Cuerdas lanzó un gruñido.
—Es lo de siempre, maldita sea, Sepia. Siempre encontramos más, y son para usarlas, pero en lugar de eso las vamos acumulando, no le decimos a nadie que las tenemos, por si nos ordenan que las usemos…
—Los mu cabrones.
—Sí, los muy cabrones.
—Usaré las que me has dao —prometió Sepia—. Una vez que m’haya arrastrao bajo los pies de Korbolo Dom. Y tampoco m’importa irme con el Embozado al mismo tiempo.
—Algo me dice que eso fue lo que hizo Seto, en sus últimos momentos. Siempre las tiraba demasiado cerca, ese hombre tenía tantos trozos de arcilla encima que podrías haber hecho una fila de tarros con sus entrañas. —Sacudió poco a poco la cabeza con los ojos clavados en el fuego moribundo—. Ojalá pudiera haber estado allí.
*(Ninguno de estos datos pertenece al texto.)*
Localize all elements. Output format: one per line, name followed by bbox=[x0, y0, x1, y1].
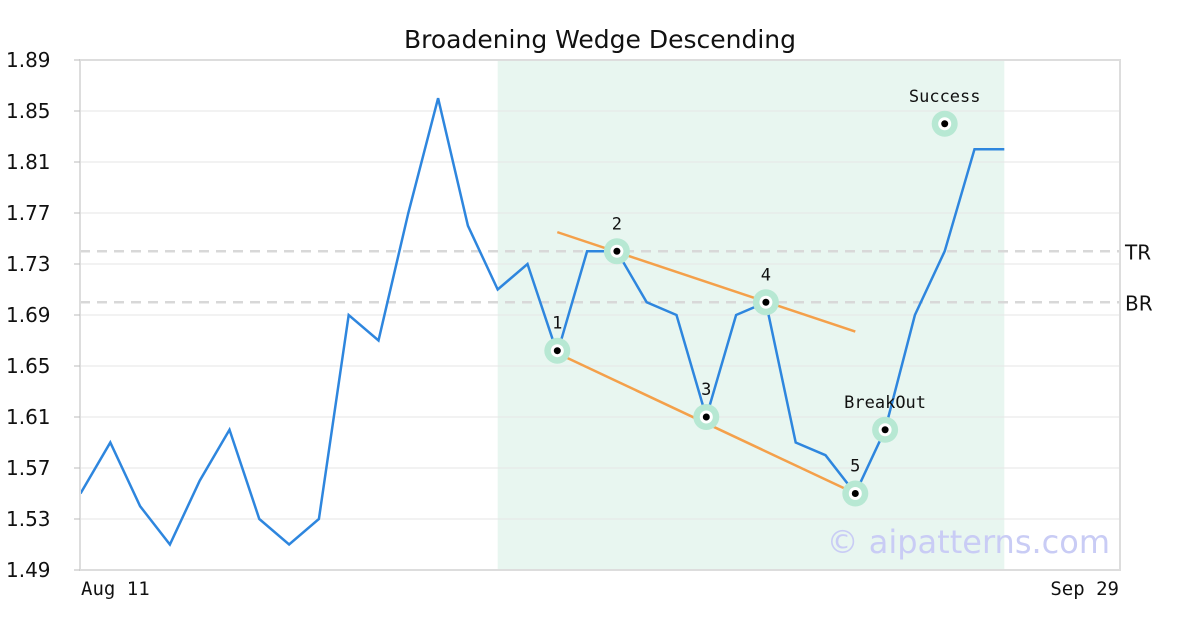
marker-dot bbox=[851, 490, 859, 497]
y-tick-label: 1.53 bbox=[6, 507, 51, 531]
y-axis: 1.49 1.53 1.57 1.61 1.65 1.69 1.73 1.77 1.81 1.85… bbox=[6, 48, 80, 582]
x-tick-label: Aug 11 bbox=[81, 578, 150, 600]
marker-dot bbox=[702, 413, 710, 421]
y-tick-label: 1.49 bbox=[6, 558, 51, 582]
y-tick-label: 1.81 bbox=[6, 150, 51, 174]
marker-label: 3 bbox=[701, 380, 711, 400]
marker-dot bbox=[553, 347, 561, 355]
marker-dot bbox=[762, 298, 770, 306]
reference-line-label: BR bbox=[1125, 291, 1153, 315]
chart-title: Broadening Wedge Descending bbox=[404, 25, 796, 54]
marker-label: BreakOut bbox=[844, 393, 926, 413]
y-tick-label: 1.69 bbox=[6, 303, 51, 327]
marker-label: 4 bbox=[761, 265, 771, 285]
y-tick-label: 1.65 bbox=[6, 354, 51, 378]
marker-dot bbox=[881, 426, 889, 434]
marker-label: Success bbox=[909, 87, 981, 107]
y-tick-label: 1.73 bbox=[6, 252, 51, 276]
x-tick-label: Sep 29 bbox=[1050, 578, 1119, 600]
watermark: © aipatterns.com bbox=[827, 523, 1110, 561]
marker-label: 2 bbox=[612, 214, 622, 234]
reference-line-label: TR bbox=[1124, 240, 1151, 264]
y-tick-label: 1.77 bbox=[6, 201, 51, 225]
marker-dot bbox=[613, 247, 621, 255]
marker-dot bbox=[941, 120, 949, 128]
y-tick-label: 1.89 bbox=[6, 48, 51, 72]
y-tick-label: 1.57 bbox=[6, 456, 51, 480]
x-axis: Aug 11 Sep 29 bbox=[81, 578, 1119, 600]
marker-label: 5 bbox=[850, 457, 860, 477]
y-tick-label: 1.61 bbox=[6, 405, 51, 429]
marker-label: 1 bbox=[552, 314, 562, 334]
pattern-markers: 1 2 3 4 5 BreakOut Success bbox=[544, 87, 981, 507]
y-tick-label: 1.85 bbox=[6, 99, 51, 123]
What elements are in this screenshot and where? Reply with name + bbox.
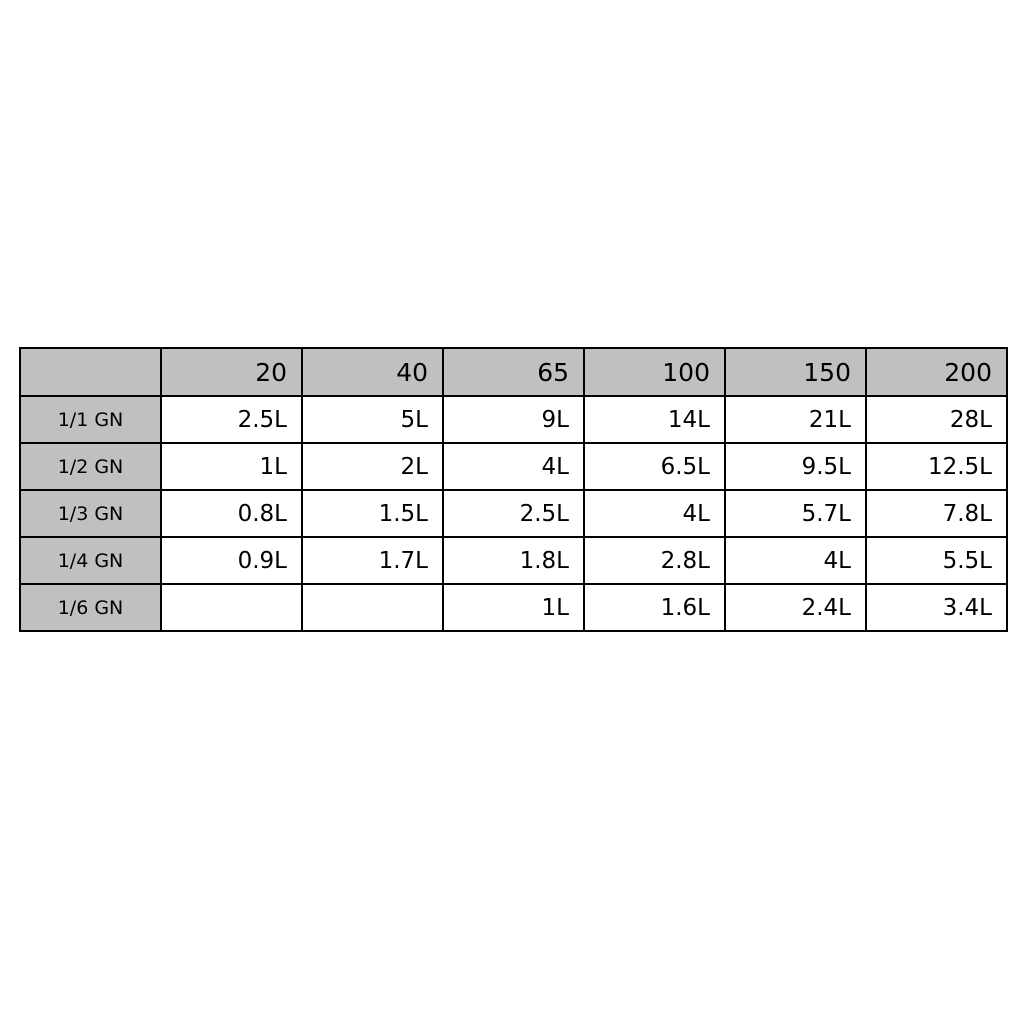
table-row: 1/1 GN 2.5L 5L 9L 14L 21L 28L: [19, 395, 1008, 444]
column-header: 65: [442, 347, 585, 397]
table-row: 1/6 GN 1L 1.6L 2.4L 3.4L: [19, 583, 1008, 632]
column-header: 40: [301, 347, 444, 397]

Eso es todo. Whiskeyjack, Trote, Mazo, Rapiña, Ben el Rápido…
—El Rápido no’stá muerto —dijo Sepia—. Dijo más cuando te fuiste, lo oí desde mi tienda. Tayschrenn ha hecho mago supremo a tu mago.
—Bueno, eso no me sorprende, en realidad. Que sobreviviera de algún modo. Me pregunto si Paran seguía siendo el capitán de la compañía…
—Lo era. Murió con ellos.
—El hermano de la consejera. Me pregunto si lo llora esta noche.
—Preguntarse es una pérdida de tiempo, Violín. Tenemos muchachos y muchachas de los que cuidar, aquí mismo. Los guerreros de Korbolo Dom saben luchar. Yo creo que nos van a dar una paliza y nos enviarán a casita con el rabo entre las piernas, y será otra cadena cuando regresemos a rastras a Aren, solo questa vez ni acercarnos podremos.
—Vaya, qué predicción tan alegre, Sepia.
—Da igual. Siempre y cuando mate a ese traidor napaniano, y a su mago también, a ser posible.
—¿Y si no puedes aproximarte a ellos?
—Entonces me llevaré a tantos conmigo como pueda. No pienso volver caminando otra vez, Viol, de eso na.
—Lo recordaré si llega el momento. ¿Pero qué hay de cuidar de estos reclutas nuestros, Sepia?
—Bueno, pa eso es el camino, ¿no? Esta marcha. Los llevamos hasta esa batalla, por lo menos llegamos, si podemos. Y entonces vemos qué clase de hierro tien entre manos.
—Hierro —Cuerdas sonrió—. Ha pasado mucho tiempo desde la última vez que oí ese dicho. Dado que estamos buscando venganza, lo querrás caliente, supongo.
—Supones mal. Mira a Tavore, no saldrá calor alguno de ella. En eso es como Coltaine. Ta claro, Violín. El hierro tiene que estar frío. Frío. Si conseguimos enfriarlo lo suficiente, quién sabe, puede que hasta nos hagamos un nombre.
Cuerdas estiró el brazo por encima del fuego y dio un golpecito en el hueso que colgaba del cinturón de Sepia.
—Pues ya tenemos un comienzo, creo.
—Podríamos tenerlo, sargento. Eso y los estandartes. Un comienzo. Esa mujer sabe lo que tie dentro, eso hay que reconocérselo. Sabe lo que tie dentro.
—Y nos toca a nosotros sacarlo a la luz.
—Sí, Viol, de’so se trata. Y ahora vete. Estas son las horas que me paso solo.
El sargento asintió y se puso en pie.
—Al parecer voy a ser capaz de dormir, después de todo.
—Es mi chispeante conversación, que ha acabao contigo.
—Eso habrá sido.
Cuando Cuerdas se dirigió a su pequeña tienda, recordó unas palabras de Sepia. Hierro. Hierro frío. Sí, está en su interior. Y ahora será mejor que yo busque y busque bien… para encontrarlo en el mío.